The Drive In was a new experience for both of them. They drove through a gateway in a metal sheet fence to stop at a building containing the ticket office, toilets and a snack bar. It was only a pound and after they got ice creams they continued and parked right in front of a large screen. There was a small speaker hooked on a post and they brought that inside the car and then got out and settled in the back seat.

The movie was in Cinemascope and began slowly. Balga decided that it wasn’t The Wild One, but Ross liked it enough to take his hand. The lad decided that she looked a bit like Nathalie Wood and whispered to her: ‘You know I had this friend. He used to name his girls after film actresses.’

‘Girls?’

‘Well, he would have called you Nathalie, uhuh,’ replied Balga edging away from her question. ‘Hey look,’ he called and their attention returned to the film which was a bit slow.

It was about high school students to which Balga couldn’t relate. He watched them go on a trip to the Griffith Park Observatory. The subject was “The End of Man” and the lecturer described the sun growing larger until it exploded and wiped out all trace of mankind. “The Earth will not be missed,” the lecturer informed the students. “Through the infinite reaches of space, the problems of man seem trivial and naive indeed, and man existing alone seems himself an episode of little consequence.” This was not the note of optimism Balga wanted when he was with a girl in a car and on the road.
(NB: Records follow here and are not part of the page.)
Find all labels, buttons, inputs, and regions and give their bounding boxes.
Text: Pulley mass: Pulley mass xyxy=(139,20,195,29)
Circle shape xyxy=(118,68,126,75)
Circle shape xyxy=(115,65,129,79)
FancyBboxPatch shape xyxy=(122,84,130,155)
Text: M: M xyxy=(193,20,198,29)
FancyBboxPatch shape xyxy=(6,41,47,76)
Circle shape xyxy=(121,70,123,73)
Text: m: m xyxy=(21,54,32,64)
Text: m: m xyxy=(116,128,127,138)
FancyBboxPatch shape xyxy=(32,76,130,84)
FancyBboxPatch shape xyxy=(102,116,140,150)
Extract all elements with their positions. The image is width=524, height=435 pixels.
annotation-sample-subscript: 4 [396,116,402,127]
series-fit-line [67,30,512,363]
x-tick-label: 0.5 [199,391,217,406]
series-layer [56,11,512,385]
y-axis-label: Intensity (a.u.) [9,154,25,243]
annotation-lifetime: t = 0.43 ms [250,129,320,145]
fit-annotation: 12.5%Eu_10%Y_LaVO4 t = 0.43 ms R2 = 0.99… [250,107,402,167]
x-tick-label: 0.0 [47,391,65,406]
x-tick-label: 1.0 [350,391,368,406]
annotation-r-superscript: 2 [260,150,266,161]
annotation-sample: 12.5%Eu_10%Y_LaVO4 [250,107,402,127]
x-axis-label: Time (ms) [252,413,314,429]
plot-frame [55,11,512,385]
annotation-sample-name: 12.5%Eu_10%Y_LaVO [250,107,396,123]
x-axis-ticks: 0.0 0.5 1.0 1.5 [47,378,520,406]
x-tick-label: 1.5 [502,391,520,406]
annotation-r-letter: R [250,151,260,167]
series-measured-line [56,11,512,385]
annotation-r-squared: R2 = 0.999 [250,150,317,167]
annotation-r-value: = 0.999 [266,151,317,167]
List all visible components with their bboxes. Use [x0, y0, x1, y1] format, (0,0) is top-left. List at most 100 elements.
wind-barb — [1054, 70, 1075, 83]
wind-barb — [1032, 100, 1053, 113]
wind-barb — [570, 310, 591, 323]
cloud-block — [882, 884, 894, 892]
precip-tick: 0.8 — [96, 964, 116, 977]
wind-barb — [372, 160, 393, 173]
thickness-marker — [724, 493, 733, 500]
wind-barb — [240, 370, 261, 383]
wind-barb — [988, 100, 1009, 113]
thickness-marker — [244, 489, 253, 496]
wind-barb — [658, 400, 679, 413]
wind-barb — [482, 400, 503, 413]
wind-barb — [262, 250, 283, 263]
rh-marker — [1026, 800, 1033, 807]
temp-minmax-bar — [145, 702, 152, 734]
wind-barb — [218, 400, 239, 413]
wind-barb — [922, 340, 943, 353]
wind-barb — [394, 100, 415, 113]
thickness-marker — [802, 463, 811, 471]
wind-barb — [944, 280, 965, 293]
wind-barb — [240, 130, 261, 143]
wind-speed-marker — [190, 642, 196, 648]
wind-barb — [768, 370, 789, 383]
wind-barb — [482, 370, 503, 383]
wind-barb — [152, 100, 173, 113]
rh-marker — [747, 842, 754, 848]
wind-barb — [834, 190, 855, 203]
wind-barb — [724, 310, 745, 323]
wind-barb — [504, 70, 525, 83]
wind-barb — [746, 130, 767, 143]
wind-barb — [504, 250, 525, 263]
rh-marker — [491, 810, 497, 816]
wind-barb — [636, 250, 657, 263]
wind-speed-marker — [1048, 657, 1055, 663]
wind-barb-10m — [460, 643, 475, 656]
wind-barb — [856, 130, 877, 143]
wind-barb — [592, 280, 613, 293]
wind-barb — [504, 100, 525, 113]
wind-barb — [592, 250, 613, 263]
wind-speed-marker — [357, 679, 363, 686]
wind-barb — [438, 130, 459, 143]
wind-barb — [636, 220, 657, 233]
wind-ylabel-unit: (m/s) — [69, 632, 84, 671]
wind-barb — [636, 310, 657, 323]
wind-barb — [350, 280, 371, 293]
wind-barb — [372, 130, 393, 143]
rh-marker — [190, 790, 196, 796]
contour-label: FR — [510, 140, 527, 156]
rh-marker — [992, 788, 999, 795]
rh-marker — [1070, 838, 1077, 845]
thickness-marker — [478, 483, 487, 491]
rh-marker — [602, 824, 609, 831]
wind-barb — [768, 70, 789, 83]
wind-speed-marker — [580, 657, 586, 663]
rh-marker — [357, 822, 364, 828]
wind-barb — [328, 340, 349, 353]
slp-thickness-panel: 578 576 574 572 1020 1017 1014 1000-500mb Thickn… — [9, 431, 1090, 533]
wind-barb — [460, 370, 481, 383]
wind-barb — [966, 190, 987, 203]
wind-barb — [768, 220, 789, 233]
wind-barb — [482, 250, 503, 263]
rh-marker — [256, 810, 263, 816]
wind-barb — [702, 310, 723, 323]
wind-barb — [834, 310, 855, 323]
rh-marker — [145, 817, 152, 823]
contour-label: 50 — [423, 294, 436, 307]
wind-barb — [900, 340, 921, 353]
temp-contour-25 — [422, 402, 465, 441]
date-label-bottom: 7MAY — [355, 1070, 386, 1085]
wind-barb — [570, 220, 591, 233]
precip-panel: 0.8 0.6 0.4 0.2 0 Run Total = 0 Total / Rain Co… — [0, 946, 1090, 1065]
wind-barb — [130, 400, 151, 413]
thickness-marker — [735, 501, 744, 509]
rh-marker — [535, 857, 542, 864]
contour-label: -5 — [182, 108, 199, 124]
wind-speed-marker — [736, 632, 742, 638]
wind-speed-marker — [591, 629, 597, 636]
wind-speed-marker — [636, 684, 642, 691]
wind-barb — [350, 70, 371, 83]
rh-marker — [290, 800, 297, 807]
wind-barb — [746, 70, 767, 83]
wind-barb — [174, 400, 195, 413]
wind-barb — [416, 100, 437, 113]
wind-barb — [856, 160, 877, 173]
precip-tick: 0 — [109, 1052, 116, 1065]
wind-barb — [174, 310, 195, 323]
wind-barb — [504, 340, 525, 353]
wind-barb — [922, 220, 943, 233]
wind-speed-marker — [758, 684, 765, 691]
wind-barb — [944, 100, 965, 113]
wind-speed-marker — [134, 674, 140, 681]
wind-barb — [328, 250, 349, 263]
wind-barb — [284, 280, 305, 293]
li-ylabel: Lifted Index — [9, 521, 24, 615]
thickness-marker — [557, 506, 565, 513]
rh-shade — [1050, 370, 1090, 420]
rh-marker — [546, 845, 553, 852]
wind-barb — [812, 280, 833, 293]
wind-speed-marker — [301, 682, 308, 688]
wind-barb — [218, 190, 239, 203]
And the film reached the scene of a deadly game of chicken in which the hip guy, Buzz challenged the main character, Jim to a chicken run. A really dumb charge at a cliff edge at which he went over and that was enough Balga fell asleep to be followed by Ross.

The lad woke up to the sounds of cars starting and revving. ‘Okay movie,’ Balga commented, ‘but not enough action. Well, now that we’ve had a sleep we can drive to Sydney tonight. You drive us out of town and then I’ll take the wheel.’
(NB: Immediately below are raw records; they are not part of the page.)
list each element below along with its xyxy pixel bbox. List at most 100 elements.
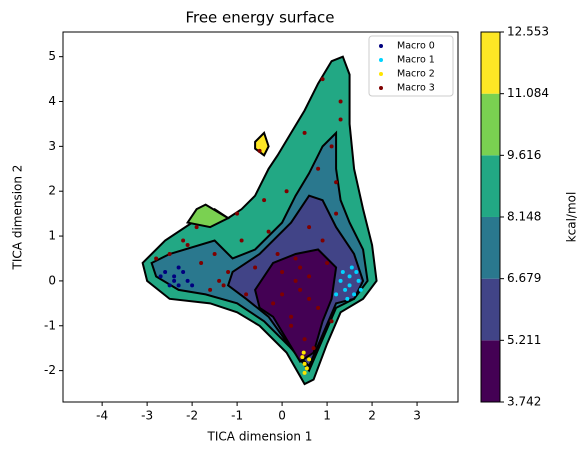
x-tick-label: 1 <box>323 409 331 423</box>
scatter-point <box>185 278 190 283</box>
scatter-point <box>185 243 190 248</box>
colorbar-segment <box>481 93 500 156</box>
scatter-point <box>167 252 172 256</box>
scatter-point <box>280 292 285 297</box>
scatter-point <box>181 269 186 274</box>
scatter-point <box>226 269 231 274</box>
x-tick-label: 3 <box>413 409 421 423</box>
scatter-point <box>316 166 321 171</box>
scatter-point <box>293 278 298 283</box>
scatter-point <box>311 346 316 351</box>
scatter-point <box>338 99 343 104</box>
scatter-point <box>338 117 343 122</box>
scatter-point <box>217 278 222 283</box>
x-tick-label: -4 <box>96 409 108 423</box>
colorbar-tick-label: 8.148 <box>507 209 541 223</box>
scatter-point <box>343 287 348 292</box>
scatter-point <box>298 287 303 292</box>
colorbar-segment <box>481 155 500 217</box>
scatter-point <box>320 238 325 243</box>
scatter-point <box>163 269 168 274</box>
scatter-point <box>307 225 312 230</box>
contour-region <box>254 248 338 364</box>
y-tick-label: 2 <box>48 184 56 198</box>
scatter-point <box>316 305 321 310</box>
y-tick-label: 0 <box>48 273 56 287</box>
scatter-point <box>289 323 294 328</box>
x-tick-label: 2 <box>368 409 376 423</box>
y-tick-label: -2 <box>44 363 56 377</box>
scatter-point <box>334 211 339 216</box>
x-tick-label: -3 <box>141 409 153 423</box>
scatter-point <box>284 189 289 194</box>
x-tick-label: 0 <box>278 409 286 423</box>
scatter-point <box>235 211 240 216</box>
y-axis-label: TICA dimension 2 <box>11 165 25 271</box>
scatter-point <box>302 337 307 342</box>
colorbar-tick-label: 11.084 <box>507 86 549 100</box>
scatter-point <box>244 292 249 297</box>
scatter-point <box>334 292 339 297</box>
legend-label: Macro 1 <box>397 55 435 66</box>
scatter-point <box>358 287 363 292</box>
scatter-point <box>172 278 177 283</box>
scatter-point <box>307 357 312 362</box>
scatter-point <box>266 229 271 234</box>
scatter-point <box>302 361 307 366</box>
scatter-point <box>340 269 345 274</box>
colorbar-label: kcal/mol <box>565 192 579 243</box>
legend-marker <box>379 58 383 62</box>
scatter-point <box>181 238 186 243</box>
scatter-point <box>253 265 258 270</box>
y-tick-label: 3 <box>48 139 56 153</box>
legend-label: Macro 0 <box>397 41 435 52</box>
x-tick-label: -2 <box>186 409 198 423</box>
colorbar-segment <box>481 216 500 279</box>
scatter-point <box>199 260 204 265</box>
colorbar-tick-label: 3.742 <box>507 395 541 409</box>
legend-label: Macro 2 <box>397 69 435 80</box>
scatter-point <box>208 287 213 292</box>
plot-frame <box>62 31 459 403</box>
scatter-point <box>352 292 357 297</box>
legend-marker <box>379 44 383 48</box>
x-axis-label: TICA dimension 1 <box>207 430 313 444</box>
scatter-point <box>271 301 276 306</box>
scatter-point <box>302 370 307 375</box>
scatter-point <box>257 148 262 153</box>
scatter-point <box>275 252 280 256</box>
scatter-point <box>176 283 181 288</box>
scatter-point <box>194 225 199 230</box>
scatter-point <box>307 274 312 279</box>
legend-box <box>368 35 454 97</box>
contour-region <box>254 131 270 157</box>
contour-region <box>185 203 231 229</box>
x-tick-label: -1 <box>231 409 243 423</box>
scatter-point <box>345 296 350 301</box>
scatter-point <box>349 265 354 270</box>
scatter-point <box>307 296 312 301</box>
scatter-point <box>356 278 361 283</box>
scatter-point <box>221 283 226 288</box>
colorbar-tick-label: 6.679 <box>507 271 541 285</box>
colorbar-segment <box>481 340 500 402</box>
colorbar-tick-label: 12.553 <box>507 25 549 39</box>
scatter-point <box>329 319 334 324</box>
scatter-point <box>280 269 285 274</box>
scatter-point <box>329 144 334 149</box>
scatter-point <box>304 366 309 371</box>
colorbar-tick-label: 5.211 <box>507 333 541 347</box>
scatter-point <box>289 314 294 319</box>
y-tick-label: 5 <box>48 49 56 63</box>
y-tick-label: 1 <box>48 229 56 243</box>
scatter-point <box>347 274 352 279</box>
scatter-point <box>262 198 267 203</box>
y-tick-label: 4 <box>48 94 56 108</box>
legend-marker <box>379 86 383 90</box>
scatter-point <box>176 265 181 270</box>
chart-title: Free energy surface <box>185 9 334 27</box>
colorbar-tick-label: 9.616 <box>507 148 541 162</box>
colorbar-segment <box>481 32 500 94</box>
scatter-point <box>338 278 343 283</box>
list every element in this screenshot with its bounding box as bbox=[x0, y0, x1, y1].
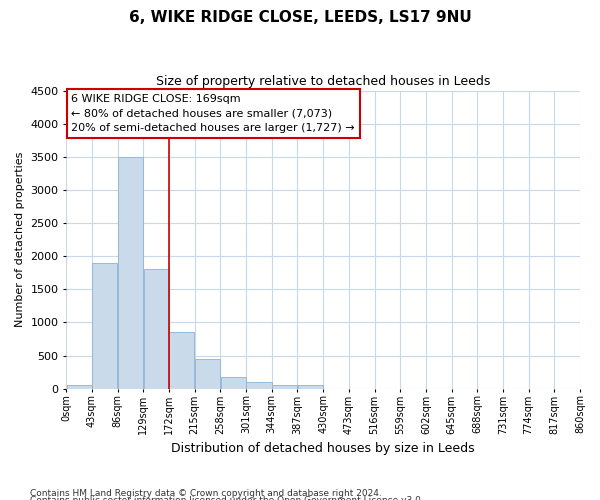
Bar bbox=[169, 332, 194, 388]
Bar bbox=[298, 386, 323, 388]
Bar bbox=[247, 382, 272, 388]
Bar bbox=[221, 377, 246, 388]
Text: 6, WIKE RIDGE CLOSE, LEEDS, LS17 9NU: 6, WIKE RIDGE CLOSE, LEEDS, LS17 9NU bbox=[128, 10, 472, 25]
Bar bbox=[67, 386, 92, 388]
Text: Contains HM Land Registry data © Crown copyright and database right 2024.: Contains HM Land Registry data © Crown c… bbox=[30, 488, 382, 498]
Title: Size of property relative to detached houses in Leeds: Size of property relative to detached ho… bbox=[156, 75, 490, 88]
Bar bbox=[92, 263, 118, 388]
Bar bbox=[195, 359, 220, 388]
Text: 6 WIKE RIDGE CLOSE: 169sqm
← 80% of detached houses are smaller (7,073)
20% of s: 6 WIKE RIDGE CLOSE: 169sqm ← 80% of deta… bbox=[71, 94, 355, 133]
X-axis label: Distribution of detached houses by size in Leeds: Distribution of detached houses by size … bbox=[172, 442, 475, 455]
Bar bbox=[143, 270, 169, 388]
Bar bbox=[272, 385, 297, 388]
Text: Contains public sector information licensed under the Open Government Licence v3: Contains public sector information licen… bbox=[30, 496, 424, 500]
Y-axis label: Number of detached properties: Number of detached properties bbox=[15, 152, 25, 328]
Bar bbox=[118, 157, 143, 388]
Before they left they stopped at the toilets and when Balga came out, he found a bloke talking to his girl. He came up and the young bloke glanced at him and sneered, ‘Don’t worry, but you have to wash before…’ It was then that Balga hit him. Down the man went and he stayed down.
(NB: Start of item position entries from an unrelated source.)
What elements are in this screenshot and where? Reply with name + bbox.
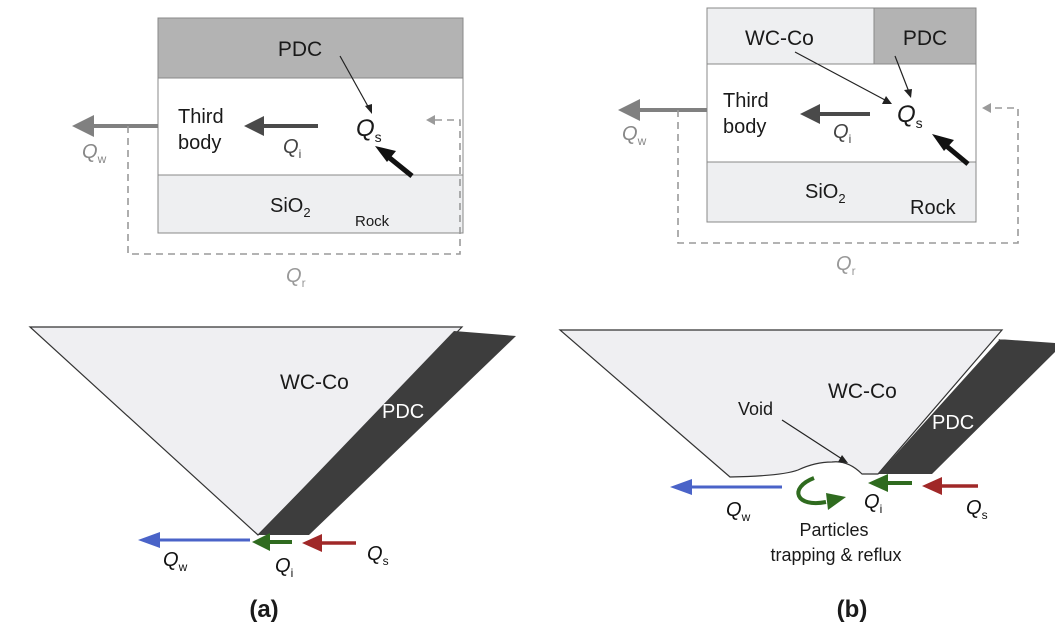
qi-green-arrow-head	[868, 474, 888, 492]
qr-loop-head	[426, 115, 435, 125]
qr-dashed-loop	[677, 107, 1019, 244]
panel-b-schematic: WC-Co PDC Third body SiO2 Rock Qs Qi Qw …	[618, 7, 1019, 278]
pdc-label: PDC	[903, 27, 947, 50]
pdc-pointer-line	[339, 55, 371, 111]
qw-blue-arrow-head	[138, 532, 160, 548]
wcco-pointer-head	[882, 96, 892, 104]
qw-label: Qw	[82, 141, 107, 166]
pdc-label: PDC	[932, 412, 974, 434]
panel-a-caption: (a)	[249, 596, 278, 623]
wcco-label: WC-Co	[745, 27, 814, 50]
wcco-pointer-line	[794, 51, 886, 101]
qi-label: Qi	[275, 555, 293, 580]
wcco-body	[558, 329, 1004, 478]
qs-label: Qs	[356, 115, 382, 145]
sio2-label: SiO2	[270, 195, 311, 220]
qr-dashed-loop	[127, 119, 461, 255]
reflux-curved-arrow-head	[826, 493, 846, 510]
pdc-strip	[258, 331, 516, 535]
qs-thick-arrow-head	[375, 146, 396, 162]
sio2-label: SiO2	[805, 181, 846, 206]
panel-b-wear: WC-Co PDC Void Qw Qi Qs Particles trappi…	[558, 329, 1055, 623]
qs-label: Qs	[367, 543, 389, 568]
qs-red-arrow-head	[302, 534, 322, 552]
rock-layer	[706, 161, 977, 223]
particles-label-line1: Particles	[799, 520, 868, 540]
qs-thick-arrow-shaft	[384, 153, 414, 178]
panel-a-schematic: PDC Third body SiO2 Rock Qs Qi Qw Qr	[72, 17, 464, 290]
qs-thick-arrow-head	[932, 134, 954, 151]
qi-green-arrow-head	[252, 533, 270, 551]
third-body-label-line1: Third	[723, 90, 769, 112]
rock-label: Rock	[355, 213, 390, 230]
qw-out-arrow-head	[72, 115, 94, 137]
qs-thick-arrow-shaft	[942, 142, 970, 166]
panel-b-caption: (b)	[837, 596, 868, 623]
pdc-label: PDC	[278, 38, 322, 61]
void-pointer-line	[781, 419, 843, 460]
reflux-curved-arrow	[796, 476, 827, 506]
rock-label: Rock	[910, 197, 957, 219]
panel-a-wear: WC-Co PDC Qw Qi Qs (a)	[28, 326, 516, 623]
qi-inner-arrow-head	[244, 116, 264, 136]
pdc-pointer-head	[904, 89, 912, 98]
wcco-label: WC-Co	[280, 371, 349, 394]
qs-red-arrow-head	[922, 477, 942, 495]
wcco-label: WC-Co	[828, 380, 897, 403]
particles-label-line2: trapping & reflux	[770, 545, 901, 565]
qi-label: Qi	[833, 121, 851, 146]
qr-label: Qr	[286, 265, 306, 290]
qi-inner-arrow-head	[800, 104, 820, 124]
rock-layer	[157, 174, 464, 234]
pdc-pointer-line	[894, 55, 910, 93]
void-label: Void	[738, 399, 773, 419]
pdc-layer	[157, 17, 464, 79]
qi-label: Qi	[283, 136, 301, 161]
qi-label: Qi	[864, 491, 882, 516]
qs-label: Qs	[897, 101, 923, 131]
third-body-label-line2: body	[723, 116, 766, 138]
pdc-strip	[878, 339, 1055, 474]
qs-label: Qs	[966, 497, 988, 522]
qr-label: Qr	[836, 253, 856, 278]
void-pointer-head	[838, 455, 848, 463]
third-body-label-line1: Third	[178, 106, 224, 128]
qw-label: Qw	[163, 549, 188, 574]
pdc-pointer-head	[365, 104, 372, 114]
qw-out-arrow-head	[618, 99, 640, 121]
third-body-label-line2: body	[178, 132, 221, 154]
qw-blue-arrow-head	[670, 479, 692, 495]
qr-loop-head	[982, 103, 991, 113]
qw-label: Qw	[726, 499, 751, 524]
qw-label: Qw	[622, 123, 647, 148]
pdc-label: PDC	[382, 401, 424, 423]
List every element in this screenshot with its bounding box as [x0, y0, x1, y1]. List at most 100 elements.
‘We better get away before we get the Aussie fair,’ he grinned clenching his fists and feeling his knuckles.’

‘What do you mean?’

‘He goes and gets his mates and they beat me all to hell and who knows what they’ll do to you. Let’s cut out right now, hurry!’

No one came after them as they escaped the town. Balga was at the wheel and it was with the night closed about them and the headlamps thrusting the darkness away that he finally felt he was a James Dean with a Nathalie Wood sleeping beside him. Life sure was great what with the vehicle burning away the night and with a chick breathing easily at his side. Yes, Sydney would be an adventure, he knew it, he knew it. Life was there for the living and the taking. He knew it; he knew it.